A patient fearfully runs from chair to chair crying, "They're coming! They're coming!" The patient does not follow the staff's directions or respond to verbal interventions. Which nursing diagnosis has the highest priority? a. Disturbed thought processes b. Fear c. Self-care deficit d. Risk for injury
d. Risk for injury A patient experiencing panic-level anxiety is at high risk for injury related to increased non-goal-directed motor activity, distorted perceptions, and disordered thoughts. Data are not present to support a nursing diagnosis of self-care deficit or disturbed thought processes. The patient may have fear, but the risk for injury has a higher priority.
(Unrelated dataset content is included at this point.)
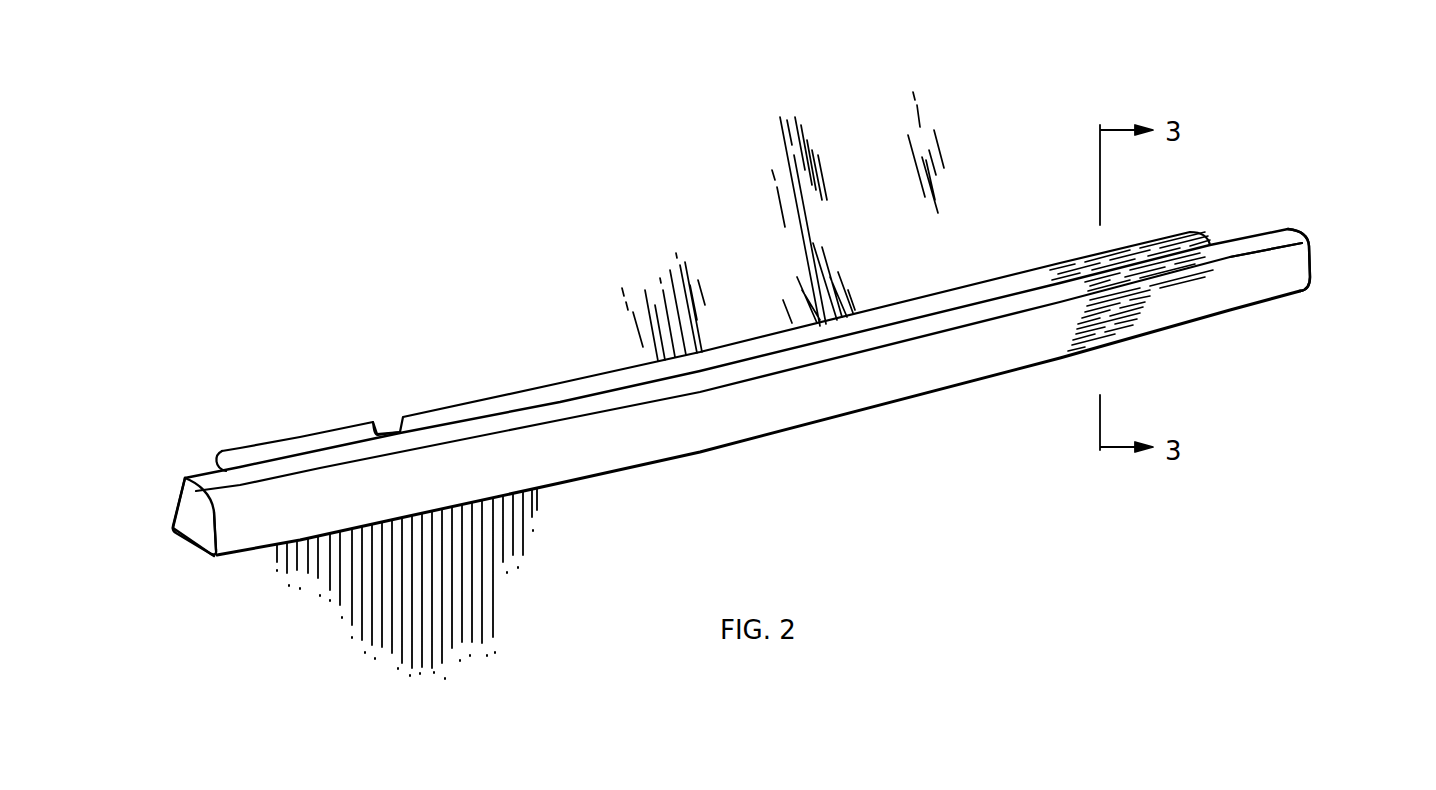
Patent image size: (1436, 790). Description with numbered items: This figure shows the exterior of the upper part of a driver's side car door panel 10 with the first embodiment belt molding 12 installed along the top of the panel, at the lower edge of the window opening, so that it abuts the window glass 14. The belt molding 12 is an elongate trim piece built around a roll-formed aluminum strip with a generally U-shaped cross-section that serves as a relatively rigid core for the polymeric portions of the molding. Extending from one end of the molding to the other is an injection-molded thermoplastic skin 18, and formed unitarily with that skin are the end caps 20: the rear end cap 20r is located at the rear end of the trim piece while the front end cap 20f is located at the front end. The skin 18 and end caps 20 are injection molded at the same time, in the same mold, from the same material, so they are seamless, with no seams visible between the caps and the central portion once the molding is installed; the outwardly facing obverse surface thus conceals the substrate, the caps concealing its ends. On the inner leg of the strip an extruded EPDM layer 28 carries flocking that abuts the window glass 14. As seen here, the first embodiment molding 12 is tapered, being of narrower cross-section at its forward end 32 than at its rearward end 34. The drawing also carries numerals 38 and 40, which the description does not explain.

A person with a fear of heights drives across a high bridge. Which division of the autonomic nervous system will be stimulated in response to this experience? a. Limbic system b. Peripheral nervous system c. Parasympathetic nervous system d. Sympathetic nervous system
d. Sympathetic nervous system The autonomic nervous system is comprised of the sympathetic (fight or flight response) and parasympathetic nervous system (relaxation response). In times of stress, the sympathetic nervous system is stimulated. A person fearful of heights would experience stress associated with the experience of driving across a high bridge. The peripheral nervous system responds to messages from the sympathetic nervous system. The limbic system processes emotional responses but is not specifically part of the autonomic nervous system.
Which is considered an appropriate outcome when planning care for an inpatient client diagnosed with Somatic Symptom Disorder? a. The client will admit to fabricating physical symptoms to gain benefits by day 3 b. The client will openly discuss physical symptoms with staff by day 4. c. The client will comply with medical treatments for physical symptoms by day 3. d. The client will list three potential adaptive coping strategies to deal with stress by day 2.
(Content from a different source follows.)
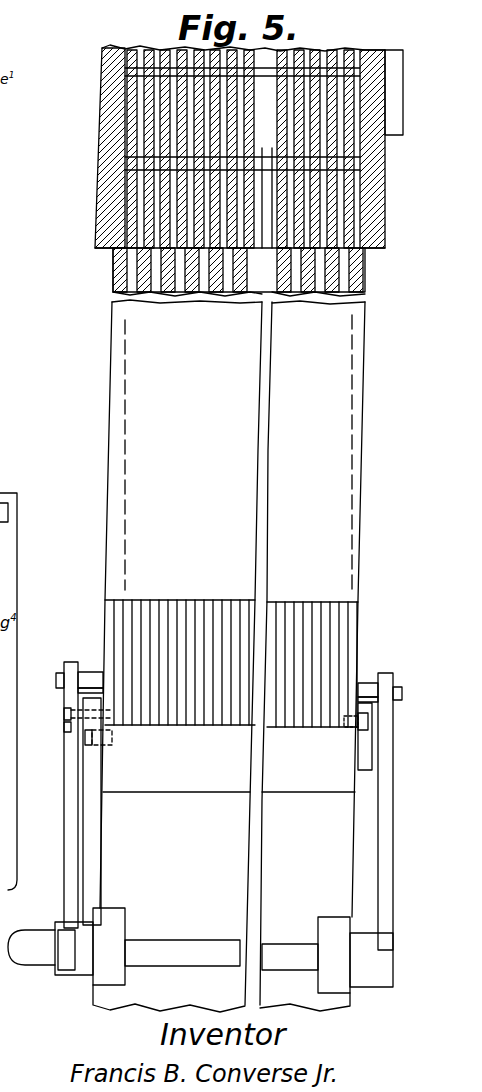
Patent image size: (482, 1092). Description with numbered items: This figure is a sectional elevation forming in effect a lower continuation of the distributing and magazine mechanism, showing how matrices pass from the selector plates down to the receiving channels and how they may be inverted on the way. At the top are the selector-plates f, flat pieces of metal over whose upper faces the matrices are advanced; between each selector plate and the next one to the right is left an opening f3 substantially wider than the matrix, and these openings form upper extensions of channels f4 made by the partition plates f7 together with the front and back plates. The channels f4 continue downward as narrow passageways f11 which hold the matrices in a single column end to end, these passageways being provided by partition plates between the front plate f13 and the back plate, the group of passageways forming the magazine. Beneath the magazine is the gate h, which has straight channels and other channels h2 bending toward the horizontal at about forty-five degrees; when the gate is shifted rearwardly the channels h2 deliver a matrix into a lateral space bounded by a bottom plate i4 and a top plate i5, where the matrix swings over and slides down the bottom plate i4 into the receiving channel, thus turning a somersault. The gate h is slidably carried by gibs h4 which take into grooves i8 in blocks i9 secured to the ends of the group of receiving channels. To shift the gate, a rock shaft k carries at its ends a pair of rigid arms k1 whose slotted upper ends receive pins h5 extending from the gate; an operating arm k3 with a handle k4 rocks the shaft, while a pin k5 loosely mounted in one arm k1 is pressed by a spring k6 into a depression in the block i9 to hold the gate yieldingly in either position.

d. The client will list three potential adaptive coping strategies to deal with stress by day 2. An appropriate outcome for a client diagnosed with Somatic Symptom Disorder would be for the client to list three potential adaptive-coping strategies to deal with stress by day 2. Because the symptoms of somatic symptom disorder are associated with psychosocial distress, increasing coping skills may help the client reduce symptoms.